The Matrix.org Foundation Sep 2, 2025

the matrix.org homeserver is having problems: https://status.matrix.org/incidents/mm9hdm78svgv apologies for the inconvenience…

Database incident

Matrix's Status Page - Database incident.

Metron Sep 2, 2025

Show thread

The Matrix.org Foundation

So: the matrix.org database secondary lost its FS due to a RAID failure earlier today (11:17 UTC). Then, we lost the primary at 17:26. We're trying to restore the primary DB FS (which could be fastish), while also doing a point-in-time backup restore from last night (which takes >10h). We believe the incremental DB traffic since last night is intact however. Apologies for the downtime; folks on their own homeserver are of course not impacted.

Show thread

The Matrix.org Foundation Sep 2, 2025

Sorry, but it's bad news: we haven't been able to restore the DB primary filesystem to a state we're confident in running as a primary (especially given our experiences with slow-burning postgres db corruption). So we're having to do a full 55TB DB snapshot restore from last night, which will take >10h to recover the data, and then >4h to actually restore, and then >3h to catch up on missing traffic. Huge apologies for the outage. Again, folks using their own homeservers are not impacted.

Show thread

The Matrix.org Foundation Sep 3, 2025

Status update: we’re 47TB through restoring the 55TB db snapshot of the matrix.org DB, but then have to rebuild the DB and replay the subsequent 17h of DB traffic, which will take several hours. Thank you for your patience, and apologies once again for the outage.

Show thread

The Matrix.org Foundation Sep 3, 2025

Status update: we've restored the 55TB snapshot and subsequent incremental backups, and are about to replay the remaining traffic since the backup. There are still several unknowns, but if things go well the matrix.org instance should be back in 3-4 hours.

Show thread

The Matrix.org Foundation Sep 3, 2025

Right, matrix.org is back online as of 17:00 UTC. The server is struggling a bit as it catches up. Huge apologies again for the outage; postmortem + ways to avoid a repeat will be forthcoming. See also https://www.theregister.com/2025/09/03/matrixorg_raid_failure/ & https://www.heise.de/en/news/Matrix-main-server-down-millions-of-users-affected-10630524.html. Thanks all for your patience.

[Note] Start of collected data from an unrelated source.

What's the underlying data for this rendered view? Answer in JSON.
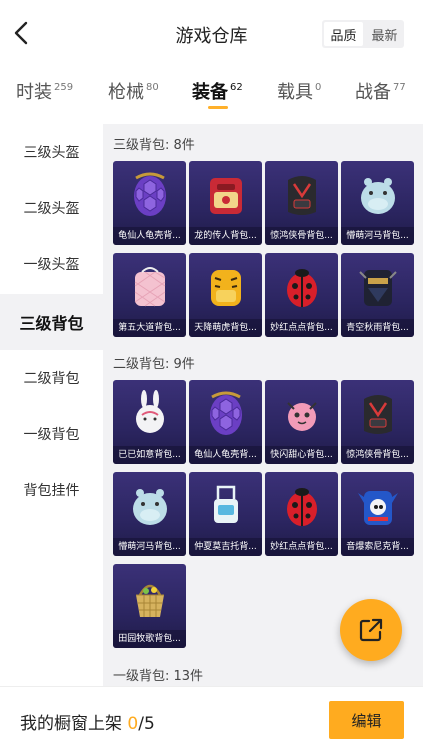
{
  "header": {
    "title": "游戏仓库",
    "sort_options": [
      "品质",
      "最新"
    ]
  },
  "tabs": [
    {
      "label": "时装",
      "count": "259"
    },
    {
      "label": "枪械",
      "count": "80"
    },
    {
      "label": "装备",
      "count": "62",
      "active": true
    },
    {
      "label": "载具",
      "count": "0"
    },
    {
      "label": "战备",
      "count": "77"
    }
  ],
  "sidebar": {
    "items": [
      "三级头盔",
      "二级头盔",
      "一级头盔",
      "三级背包",
      "二级背包",
      "一级背包",
      "背包挂件"
    ],
    "active_index": 3
  },
  "sections": [
    {
      "title": "三级背包: 8件",
      "items": [
        {
          "name": "龟仙人龟壳背...",
          "icon": "turtle-shell-backpack"
        },
        {
          "name": "龙的传人背包...",
          "icon": "red-dragon-backpack"
        },
        {
          "name": "惊鸿侠骨背包...",
          "icon": "black-red-backpack"
        },
        {
          "name": "懵萌河马背包...",
          "icon": "hippo-backpack"
        },
        {
          "name": "第五大道背包...",
          "icon": "pink-quilted-backpack"
        },
        {
          "name": "天降萌虎背包...",
          "icon": "yellow-tiger-backpack"
        },
        {
          "name": "妙红点点背包...",
          "icon": "ladybug-backpack"
        },
        {
          "name": "青空秋雨背包...",
          "icon": "dark-blue-backpack"
        }
      ]
    },
    {
      "title": "二级背包: 9件",
      "items": [
        {
          "name": "已已如意背包...",
          "icon": "white-rabbit-backpack"
        },
        {
          "name": "龟仙人龟壳背...",
          "icon": "turtle-shell-backpack"
        },
        {
          "name": "快闪甜心背包...",
          "icon": "pink-cute-backpack"
        },
        {
          "name": "惊鸿侠骨背包...",
          "icon": "black-red-backpack"
        },
        {
          "name": "懵萌河马背包...",
          "icon": "hippo-backpack"
        },
        {
          "name": "仲夏莫吉托背...",
          "icon": "mojito-backpack"
        },
        {
          "name": "妙红点点背包...",
          "icon": "ladybug-backpack"
        },
        {
          "name": "音爆索尼克背...",
          "icon": "sonic-backpack"
        },
        {
          "name": "田园牧歌背包...",
          "icon": "basket-backpack"
        }
      ]
    },
    {
      "title": "一级背包: 13件",
      "items": []
    }
  ],
  "bottom": {
    "label": "我的橱窗上架",
    "current": "0",
    "total": "/5",
    "edit_label": "编辑"
  },
  "colors": {
    "accent": "#ffab1f",
    "item_bg": "#2b2560",
    "content_bg": "#f2f2f4"
  }
}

Matrix.org homeserver grinds to a halt after RAID meltdown

: Engineers wrangle 55 TB restore and traffic replay as millions of messages queue up

The Register

Show thread

kontrollierterWahnwitz Sep 3, 2025

@matrix I’m really interested in your post mortem from a professional point of view.

Show thread

altf4 Sep 3, 2025

@matrix welcome back !

Show thread

Vince (biometrically enrolled)Sep 3, 2025

@matrix I should really grab that funny domain name I've been eyeing and host my own instance.

Show thread

지지 ᚠᚱᛖᛃᚨ Daniel 黄法官 CyReVolt Sep 3, 2025

@matrix 🥺

That must have been rough and tough.
We love you! 🧡

Show thread

Cavallo Pazzo Sep 3, 2025

@matrix Thank you!

Show thread

Thomas Frans 🇺🇦Sep 3, 2025

@matrix Thanks to all the incredible people at Matrix who managed to fix this. This must have been a horrible, stressful day.

Show thread

Jennifer Moore 😷Sep 3, 2025

@matrix

Thanks for the updates as it went along!

And thanks to everyone who contributed to the fix!

Show thread

С.Sep 3, 2025

@matrix On my end, I still have issues when trying to log in.

Show thread

The Matrix.org Foundation Sep 3, 2025

@THB_STX we’re not aware of any issues - can you send details to [email protected] please?

Show thread

Bart

Sep 3, 2025

@matrix props to the transparency and my well wishes and a good night sleep to all engineers involved❤️

Show thread

Ivan Enderlin 🦀Sep 4, 2025

@matrix Kudos for the fix 💪!

Show thread

penguin42 Sep 4, 2025

@matrix Well at least it wasn't the xmas holidays this time 🙂

Show thread

AJCxZ0 Sep 4, 2025

Congratulation on the recovery, @matrix

While the postmortem should focus on what went wrong and how any likely reoccurrence of failures can be mitigated at acceptable cost, be sure to celebrate the successful recovery from catastrophic failure in production *without loss of data*, including meaningful communication to us.
Many organisations with far more resources and responsibilities fail to achieve even a fraction of this.

Show thread

Bart

Sep 5, 2025

@AJCxZ0 @matrix much love from a sysadmin managing the Synapse server for blender.org (we don’t federate but still!)

Show thread

Mr Creosote Sep 6, 2025

@matrix Thank you for taking this gargantuan effort of restoration! It seems the Afternet bridge is still down. Even the channel search answers with an error. Any chance this could be restored?

Show thread

The Matrix.org Foundation Sep 6, 2025

@mr_creosote hm, we don’t run an afternet bridge as matrix.org; it must be run by someone else who you’ll need to nudge - sorry!

Show thread

Kalos Sep 3, 2025

ya queda menos... vaya fastidio.

Show thread

PoLiTiPeT Sep 3, 2025

@matrix so you're back online it seems. Thanks 👍 😘

Show thread

Ivan Enderlin 🦀Sep 3, 2025

@matrix 💪

Show thread

T_X Sep 3, 2025

@matrix weirdly this feels like actually a positive example reinforcing the idea of a decentral fediverse, as other instances are unaffected. Also we had been discussing running an own instance at the @chaotikumev just before the outage.
I just wish there were such an easy, neat account migration feature like @Mastodon has. (And I guess I can't just ex- and import chats + keys and use SRV records to have a seamless migration?)

Show thread

T_X Sep 3, 2025

@matrix but thanks for working on this issue and sorry for whoever might have been working overtime now...

Show thread

MoveFastAndFixThings Sep 2, 2025

@matrix @lloydw !!! 👀

Show thread

Frisk Sep 2, 2025

@matrix This screams to me as stressful 24 hours for infrastructure operators of matrix.org. Please accept complimentary hugs

Show thread

Ben Sep 2, 2025

@matrix Thanks for keeping the updates coming, hopefully no more wrenches get thrown into the mess!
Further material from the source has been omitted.